January 14, 2004
Communique #6
Saturday morning, Miles begins the seminar with another cautionary note. The night before, the Lebanese-American performance poet that I mentioned in Communique #1 (Elmaz Abinader) had given a performance piece on the plight of the Palestineans. It appears people had become very angry that this piece seemed one-sided.
Miles says to the assembled group: "If you are angry, it means a door is open. When a door opens, don't let it slam shut. Agreement can be reached only by confronting what is disagreeable."

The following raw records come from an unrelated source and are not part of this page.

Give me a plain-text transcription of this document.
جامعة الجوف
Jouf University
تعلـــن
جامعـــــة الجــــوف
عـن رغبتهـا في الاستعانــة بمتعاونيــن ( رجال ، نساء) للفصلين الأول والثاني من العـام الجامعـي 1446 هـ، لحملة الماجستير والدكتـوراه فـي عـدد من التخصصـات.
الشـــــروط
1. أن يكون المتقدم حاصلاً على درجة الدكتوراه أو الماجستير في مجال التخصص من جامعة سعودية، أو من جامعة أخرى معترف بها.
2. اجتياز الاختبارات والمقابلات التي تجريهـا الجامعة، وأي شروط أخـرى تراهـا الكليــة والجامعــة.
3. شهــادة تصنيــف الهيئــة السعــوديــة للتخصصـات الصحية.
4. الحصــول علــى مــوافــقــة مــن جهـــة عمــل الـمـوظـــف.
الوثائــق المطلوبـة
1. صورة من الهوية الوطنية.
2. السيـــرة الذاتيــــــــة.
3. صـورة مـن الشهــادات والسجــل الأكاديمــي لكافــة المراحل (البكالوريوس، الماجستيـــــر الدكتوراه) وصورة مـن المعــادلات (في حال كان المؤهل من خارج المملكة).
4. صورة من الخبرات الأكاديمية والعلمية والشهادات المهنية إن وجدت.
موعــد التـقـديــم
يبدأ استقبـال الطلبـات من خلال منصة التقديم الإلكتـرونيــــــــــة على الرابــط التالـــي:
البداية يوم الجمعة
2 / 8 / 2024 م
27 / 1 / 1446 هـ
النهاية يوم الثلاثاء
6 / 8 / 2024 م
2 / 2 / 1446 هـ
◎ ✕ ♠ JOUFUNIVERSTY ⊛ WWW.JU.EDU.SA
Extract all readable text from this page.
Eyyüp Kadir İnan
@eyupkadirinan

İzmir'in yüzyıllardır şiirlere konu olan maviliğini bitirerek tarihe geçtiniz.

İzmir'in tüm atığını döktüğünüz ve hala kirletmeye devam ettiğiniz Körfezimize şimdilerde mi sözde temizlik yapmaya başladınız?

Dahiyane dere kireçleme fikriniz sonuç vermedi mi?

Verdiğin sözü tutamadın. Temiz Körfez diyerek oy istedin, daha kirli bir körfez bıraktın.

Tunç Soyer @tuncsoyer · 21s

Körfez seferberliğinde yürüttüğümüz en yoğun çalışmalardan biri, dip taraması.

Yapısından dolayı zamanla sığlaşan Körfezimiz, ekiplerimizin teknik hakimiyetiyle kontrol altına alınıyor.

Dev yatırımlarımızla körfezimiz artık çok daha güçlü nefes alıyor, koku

As the conference progressed, I found myself in conversations with people who were not consoled. While people understood that as a performance poet Abinader was speaking personally about her feelings and perceptions--she was presenting her art--they still thought it was an area with so many sides and entrenched misunderstandings that it was a mistake to include her performance in the seminar. As far as I could tell, the debate remained peaceful. Ronnie commented that if a conference makes some people angry, then it's doing its job. I'm not sure if that's how Miles wanted its job to be perceived.
Miles read from Richard Rorty "human solidarity is to be achieved not by inquiry but by imagination, the imaginative ability to see strange people as fellow sufferers. Solidarity is not discovered by reflection but created. It is created by increasing our sensitivity to the particular details of the pain and humiliation of other, unfamiliar sorts of people." He added that we have diverse voices at this conference so that "we can learn to hear."
Sandra Cisneros, An American author of Mexican descent, talked on the topic of "Milagritos: Sustaining the myths and stories of my people." She says she now lives in San Antonio, Texas, because "I wanted to find a landscape that matched the landscape in my heart" ... where she could hear her mother's Spanish being spoken. Her grandfather left during the Mexican revolutions and followed the routes of the railroads. Wherever a railroad travelled, she said, you'll find communities of Mexicans because they worked the rails. She talked about her battles with her father. He wanted her to get married, have children, live at home during college like her six brothers. Instead, she wrote, was politically active, taught writing in the barrio and published two very successful novels (The House on Mango Street, 1983, and Woman Hollering Creek and Other Stories, 1991.) However her father continued to want her to get a real job, get married, have children. In 1995, she won the MacArthur Foundation Fellowship -- a grant of $250,000. At this point her father said, "Don't get married. He'll only take your money."
Elmaz Abinader and David Wong Louie: Two second-generation American-born writers look at the question of family, race, and ethnicity. It was in the context of this discussion, that the uncomfortable feelings of the second-generation writer emerged.
David Wong Louie:
- The first generation immigrant knows that he or she is an outsider. They have travelled from another place and look back on that place with nostalgia.
- The second generation have the underlying premise that they belong. They were born here.
"As I got older, the mainstream challenged that assumption and treated me as a foreigner. I was made to feel like a guest who doesn't quite belong. To be in this country, the second generation feel compelled to leave their parents behind -- to assimilate. To reclaim their birthright, they have to turn their backs on their parents. Parents become symbols of what makes you uncomfortable. At the same time it is our parents who defined us--- who gave us our faces and our speech."
"After a while, we start to construct borders in our own heads."